If a max attribute changes, dependent clamped attributes are recalculated. For example, lowering `MaxHealth` should also adjust `Health` if `Health` is above the new max.

## Derived Attributes

Derived attributes are execution-time pass-through values. The common pattern is:

1. An effect calculation writes `Damage`.
2. Attribute hooks or calculations use `Damage` to reduce `Health`.
3. The derived `Damage` value resets after execution.

Use derived attributes when you need temporary numeric context, not persistent actor state.

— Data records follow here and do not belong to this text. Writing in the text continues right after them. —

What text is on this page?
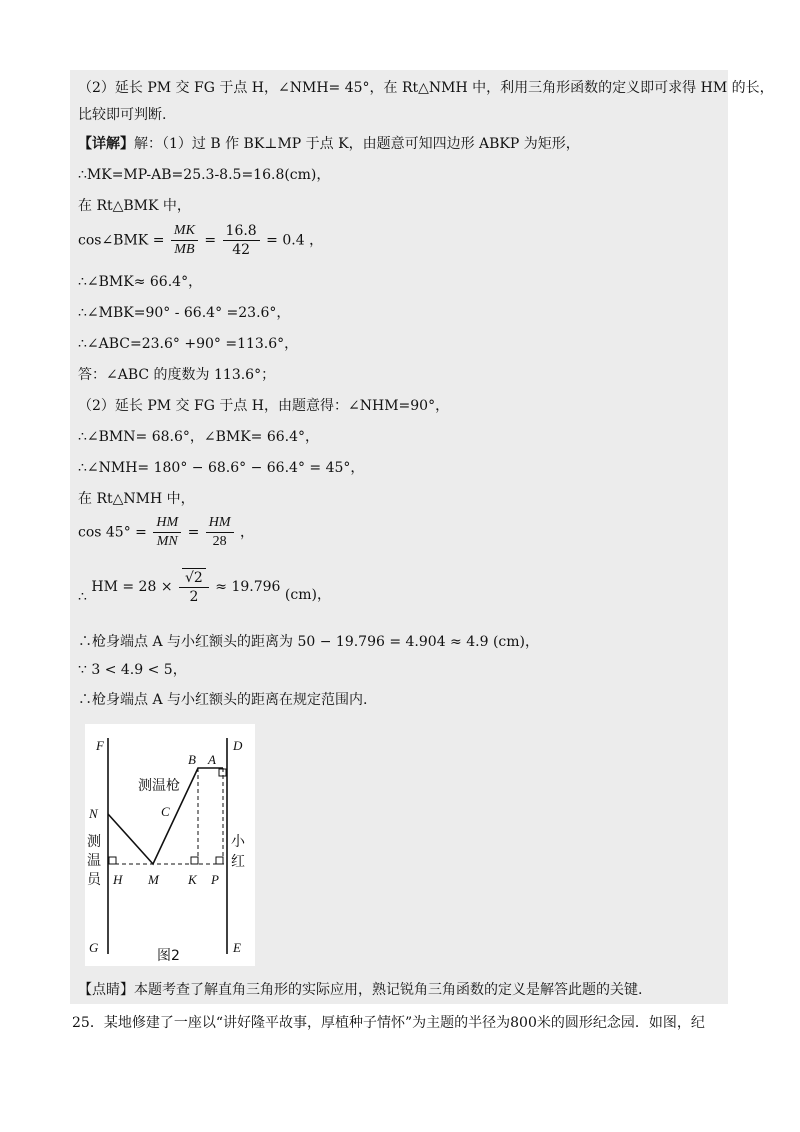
（2）延长 PM 交 FG 于点 H，∠NMH= 45°，在 Rt△NMH 中，利用三角形函数的定义即可求得 HM 的长，
比较即可判断.
【详解】解：（1）过 B 作 BK⊥MP 于点 K，由题意可知四边形 ABKP 为矩形，
∴MK=MP-AB=25.3-8.5=16.8(cm)，
在 Rt△BMK 中，
cos∠BMK = $\frac{MK}{MB} = \frac{16.8}{42} = 0.4$ ，
∴∠BMK≈ 66.4°，
∴∠MBK=90° - 66.4° =23.6°，
∴∠ABC=23.6° +90° =113.6°，
答：∠ABC 的度数为 113.6°；
（2）延长 PM 交 FG 于点 H，由题意得：∠NHM=90°，
∴∠BMN= 68.6°，∠BMK= 66.4°，
∴∠NMH= 180° − 68.6° − 66.4° = 45°，
在 Rt△NMH 中，
$\cos 45^\circ = \frac{HM}{MN} = \frac{HM}{28}$ ，
∴ HM = $28 \times \frac{√2}{2} \approx 19.796$ (cm)，
∴枪身端点 A 与小红额头的距离为 50 − 19.796 = 4.904 ≈ 4.9 (cm)，
∵ 3 < 4.9 < 5，
∴枪身端点 A 与小红额头的距离在规定范围内.
F	D
B A
N	C
H M K P
G	E
测温枪
测
温
员
小
红
图2
【点睛】本题考查了解直角三角形的实际应用，熟记锐角三角函数的定义是解答此题的关键.
25．某地修建了一座以“讲好隆平故事，厚植种子情怀”为主题的半径为800米的圆形纪念园．如图，纪
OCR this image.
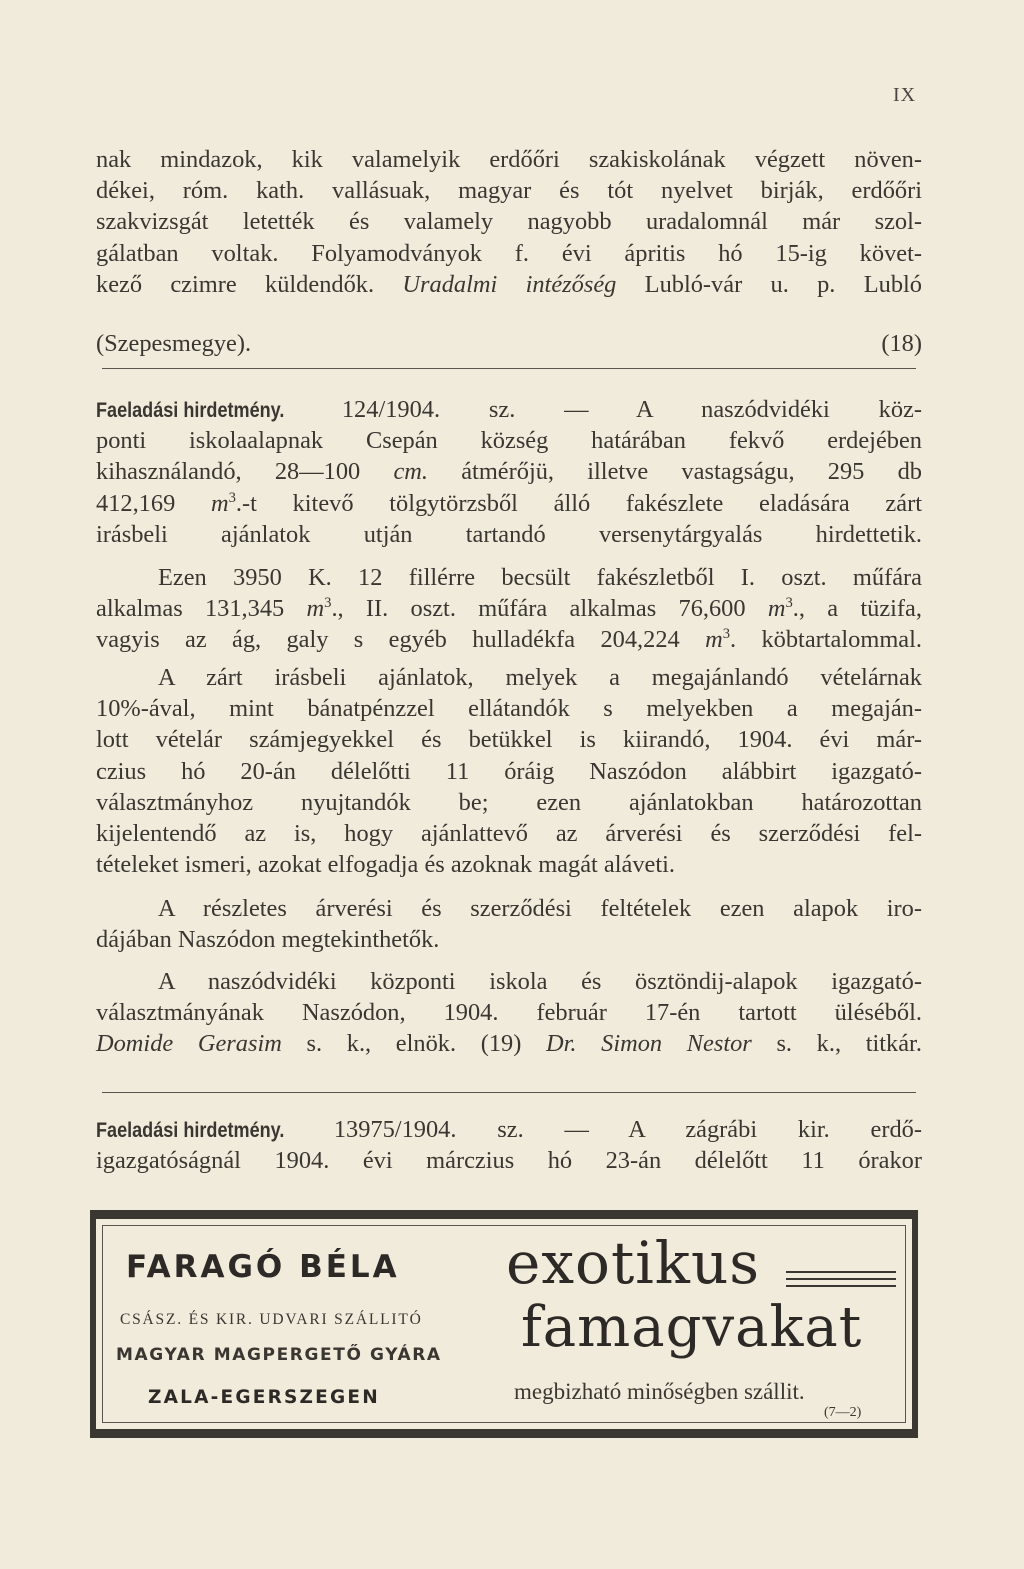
IX

nak mindazok, kik valamelyik erdőőri szakiskolának végzett növen-

dékei, róm. kath. vallásuak, magyar és tót nyelvet birják, erdőőri

szakvizsgát letették és valamely nagyobb uradalomnál már szol-

gálatban voltak. Folyamodványok f. évi ápritis hó 15-ig követ-

kező czimre küldendők. Uradalmi intézőség Lubló-vár u. p. Lubló

(Szepesmegye).	(18)

Faeladási hirdetmény. 124/1904. sz. — A naszódvidéki köz-

ponti iskolaalapnak Csepán község határában fekvő erdejében

kihasználandó, 28—100 cm. átmérőjü, illetve vastagságu, 295 db

412,169 $m^3.-t$ kitevő tölgytörzsből álló fakészlete eladására zárt

irásbeli ajánlatok utján tartandó versenytárgyalás hirdettetik.

Ezen 3950 K. 12 fillérre becsült fakészletből I. oszt. műfára

alkalmas 131,345 $m^3$., II. oszt. műfára alkalmas 76,600 $m^3$., a tüzifa,

vagyis az ág, galy s egyéb hulladékfa 204,224 $m^3$. köbtartalommal.

A zárt irásbeli ajánlatok, melyek a megajánlandó vételárnak

10%-ával, mint bánatpénzzel ellátandók s melyekben a megaján-

lott vételár számjegyekkel és betükkel is kiirandó, 1904. évi már-

czius hó 20-án délelőtti 11 óráig Naszódon alábbirt igazgató-

választmányhoz nyujtandók be; ezen ajánlatokban határozottan

kijelentendő az is, hogy ajánlattevő az árverési és szerződési fel-

tételeket ismeri, azokat elfogadja és azoknak magát aláveti.

A részletes árverési és szerződési feltételek ezen alapok iro-

dájában Naszódon megtekinthetők.

A naszódvidéki központi iskola és ösztöndij-alapok igazgató-

választmányának Naszódon, 1904. február 17-én tartott üléséből.

Domide Gerasim s. k., elnök. (19) Dr. Simon Nestor s. k., titkár.

Faeladási hirdetmény. 13975/1904. sz. — A zágrábi kir. erdő-

igazgatóságnál 1904. évi márczius hó 23-án délelőtt 11 órakor

FARAGÓ BÉLA
CSÁSZ. ÉS KIR. UDVARI SZÁLLITÓ
MAGYAR MAGPERGETŐ GYÁRA
ZALA-EGERSZEGEN
exotikus
famagvakat
megbizható minőségben szállit.
(7—2)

## Practical Usage Patterns

Read current Health:

```csharp
var id = AttributeId.Create(characterDefinition, "Health");
if (asc.RuntimeAttributes.GetAttributeCurrentValue(id, out float health))
{
    // Display or branch on health.
}
```

Write base value:

```csharp
asc.RuntimeAttributes.ModifyAttributeBase(id, newBaseValue);
```

Attach an actor-specific hook:

```csharp
public sealed class DeathHook : MonoBehaviour, IAttributeChangeHook
{
    public float BeforeAttributeChange(AttributeId id, float newValue, float currentValue)
    {
        return newValue;
    }
}
```

## Debugging Checklist

* If an attribute cannot be found, confirm the same `AttributeSetDefinition` asset is used when constructing the `AttributeId`.
* If a value starts wrong, inspect the `AttributeSet` override toggles.
* If a value ignores active effects, inspect the ASC `Effects` tab to confirm the effect is active and not inhibited.
* If a value exceeds its max, inspect the attribute's clamping config.
* If a derived value persists, confirm it is marked as derived in the definition.

## Common Mistakes

| Mistake                                   | Result                                     | Fix                                    |
| ----------------------------------------- | ------------------------------------------ | -------------------------------------- |
| Renaming an attribute casually            | Serialized references can become confusing | Prefer stable naming once assets ship. |
| Using attributes for status flags         | Hard to query and count                    | Use gameplay tags.                     |
| Forgetting the actor `AttributeSet`       | Effects cannot find target attributes      | Add the set to `Initial Attributes`.   |
| Writing UI against definition base values | HUD ignores runtime modifiers              | Read from `RuntimeAttributes`.         |

## Extension Points

* Override `AttributeSetDefinition.CreateRuntimeAttribute()` to return a custom `RuntimeAttribute`.
* Implement `IAttributeChangeHook` on the actor for pre-change or post-execution behavior.
* Use custom modifier calculators when attribute values depend on level or source/target captures.

## Examples and Tests

* Basic Tutorial: Health, Mana, Damage, and UI bars.
* Arena Demo: player/enemy stats, status bars, combat popups.
* Tests: `DevelopmentTests/GameplayAbilityToolkit/Core.Tests/Editor/Attributes/AttributeClampContractTests.cs`, `AttributeChangeHookTests.cs`, `RuntimeAttributeSubclassHookTests.cs`, `AttributeWritePathParityTests.cs`.